141061681(2 / 2)

易恒在軍中給皇貴妃去過家書,家書上寫著什麼?已經和離的人還在暗中勾結著,他們兩人究竟在密謀著什麼?易恒拱手把佟裳讓給他,難道是夫妻兩個合起夥來,要算計他的江山嗎?

夜重年陷入深深的疑慮中。

疑心一旦有了苗頭,就公日漸變大,他甚至開始懷疑,佟裳從始至終都在騙他,上次他們雖然同過房,可也隻那麼一次,他喝得爛醉,最後究竟是誰,他根本都分不清,所以才會疑心那人是平兒,可是看平兒的神色,又不太像……

夜重年握了拳,低頭看著正在吃醋的佟裳,不得不說,她還是很讓他心動的,猶其是她眼睛裏那種若有似無的冷淡。

“好啦,數你小家子氣。”夜重年摟著她哄了半天,佟裳方好了。

“娘娘,點心來了。”平兒送了點心進來,佟裳道:“皇上不是要下棋嗎,臣妾已經讓他們備好棋盤了。”

夜重年本來滿腹心事,聽見她的提議,也暫且放下了,兩人來到那邊的棋桌旁下棋。

佟裳的棋藝比不上裴妃,但是在嬪妃裏也算得上是難得了,與皇上下了三局,贏了一局,夜重年盤腿坐了半天,有些累了,道:“不下了,你給朕唱個小曲吧。”

“皇上為難臣妾,臣妾哪裏會唱小曲啊。”

夜重年笑著道:“朕去沅嬪那兒,沅嬪總給朕唱小曲。”

“臣妾跟沅嬪當然不能比。”沅嬪的母親是京城有名的名伶,嗓子像黃鸝鳥似的,佟裳雖沒聽過她唱曲,也能料到必是不凡,隻是這些話,犯不著在皇上跟前提,用沅嬪的出身打壓她,佟裳不屑。

“朕怎麼覺得有點頭暈呢?”

夜重年撫了額,突然道,佟裳才想著心事,微微有些怔愣,還沒反應過來之時,夜重年突然道:“這爐子裏熏了什麼香?”

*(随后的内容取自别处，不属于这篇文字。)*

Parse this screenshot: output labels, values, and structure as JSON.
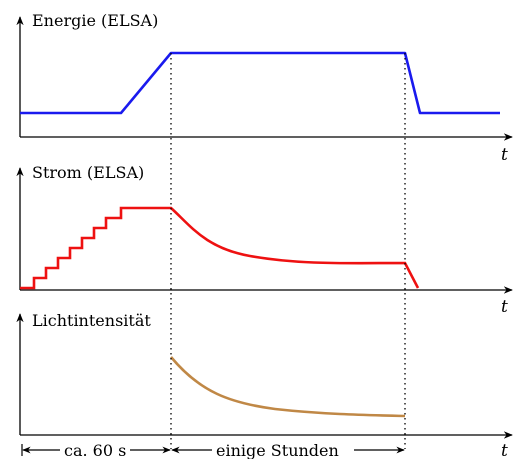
{
  "panels": [
    {
      "id": "energy",
      "ylabel": "Energie (ELSA)",
      "xlabel": "t",
      "color": "#1a1aee"
    },
    {
      "id": "current",
      "ylabel": "Strom (ELSA)",
      "xlabel": "t",
      "color": "#ee1111"
    },
    {
      "id": "light",
      "ylabel": "Lichtintensität",
      "xlabel": "t",
      "color": "#c08846"
    }
  ],
  "bottom_labels": {
    "injection": "ca. 60 s",
    "storage": "einige Stunden"
  }
}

佟裳立刻清醒過來,緊張地道:“回皇上的話,這隻是……一般的香。”

“一般的香?朕怎麼聞著味道不像是內務府供的,常滿貴……”夜重年眉頭一擰,便開始衝外叫人,佟裳沒防備,立刻起身道:“皇上覺得不好聞,臣妾叫他們撤下就是了,來人呀,快把香爐端下去。”

“是。”

平兒端了香爐就要走,被夜重年大聲喝住,“站住,把香爐放下。”

“皇上……”佟裳惶恐地看著他。

夜重年看著她這樣的表情,反而笑了,隻是那笑意讓佟裳更加害怕,“別呀,皇貴妃,朕沒說不好聞,隻是覺得有點怪。”

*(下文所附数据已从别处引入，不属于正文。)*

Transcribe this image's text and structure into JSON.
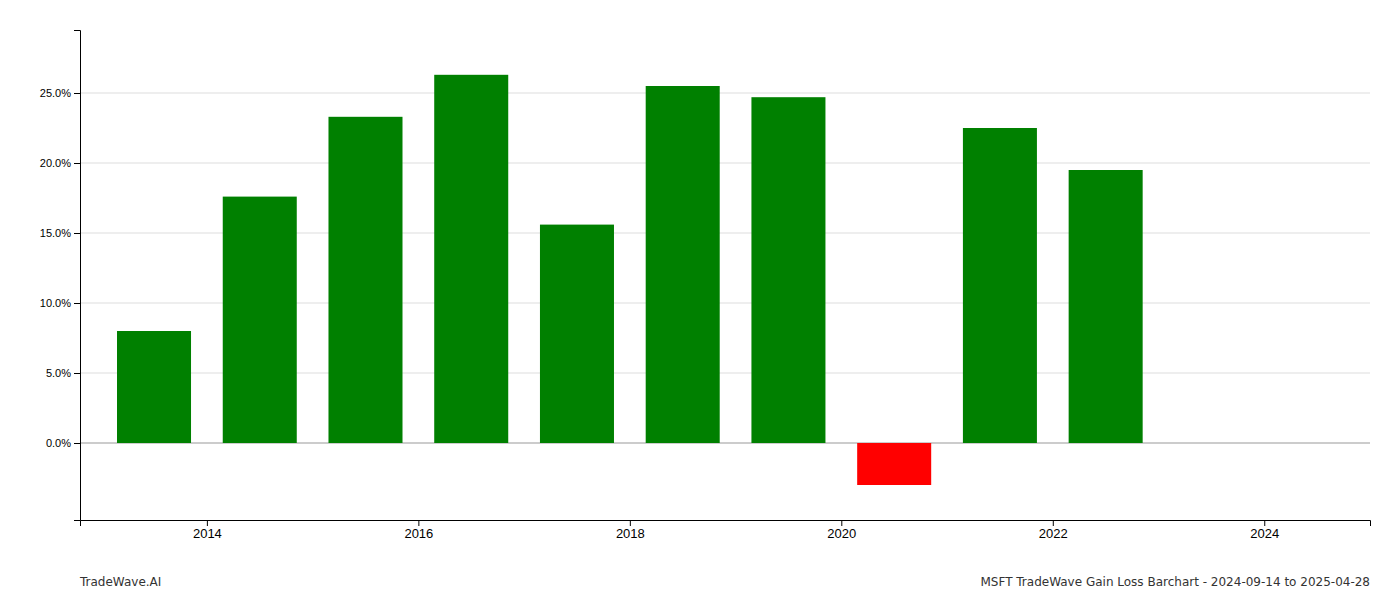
{
  "chart_data": {
    "type": "bar",
    "title": "MSFT TradeWave Gain Loss Barchart - 2024-09-14 to 2025-04-28",
    "annotations": [
      "TradeWave.AI"
    ],
    "x": [
      2013.5,
      2014.5,
      2015.5,
      2016.5,
      2017.5,
      2018.5,
      2019.5,
      2020.5,
      2021.5,
      2022.5
    ],
    "values": [
      0.08,
      0.176,
      0.233,
      0.263,
      0.156,
      0.255,
      0.247,
      -0.03,
      0.225,
      0.195
    ],
    "colors": [
      "#008000",
      "#008000",
      "#008000",
      "#008000",
      "#008000",
      "#008000",
      "#008000",
      "#ff0000",
      "#008000",
      "#008000"
    ],
    "xlim": [
      2012.8,
      2025.0
    ],
    "xticks": [
      2014,
      2016,
      2018,
      2020,
      2022,
      2024
    ],
    "ylim": [
      -0.055,
      0.295
    ],
    "yticks": [
      {
        "value": 0.0,
        "label": "0.0%"
      },
      {
        "value": 0.05,
        "label": "5.0%"
      },
      {
        "value": 0.1,
        "label": "10.0%"
      },
      {
        "value": 0.15,
        "label": "15.0%"
      },
      {
        "value": 0.2,
        "label": "20.0%"
      },
      {
        "value": 0.25,
        "label": "25.0%"
      }
    ],
    "grid": true
  }
}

佟裳抿了抿唇,終是沒說出什麼來,那隻握著的她手腕的大手,力道大得幾乎能折斷她的手腕,而夜重年此刻正緊緊地盯著她,似乎想從她臉上找到一絲不安的證據。

常滿貴嗬腰進來道:“皇上。”

夜重年將目光從她臉上抽回,冷聲道:“去看看這爐子裏是什麼香,熏得朕頭暈呢。”

常滿貴見二人神色異常,也不敢多問,嗬腰上前打開香爐,從裏頭取了一點沒有燒盡的香灰放在手心裏撚了撚,又用舌尖舔了舔。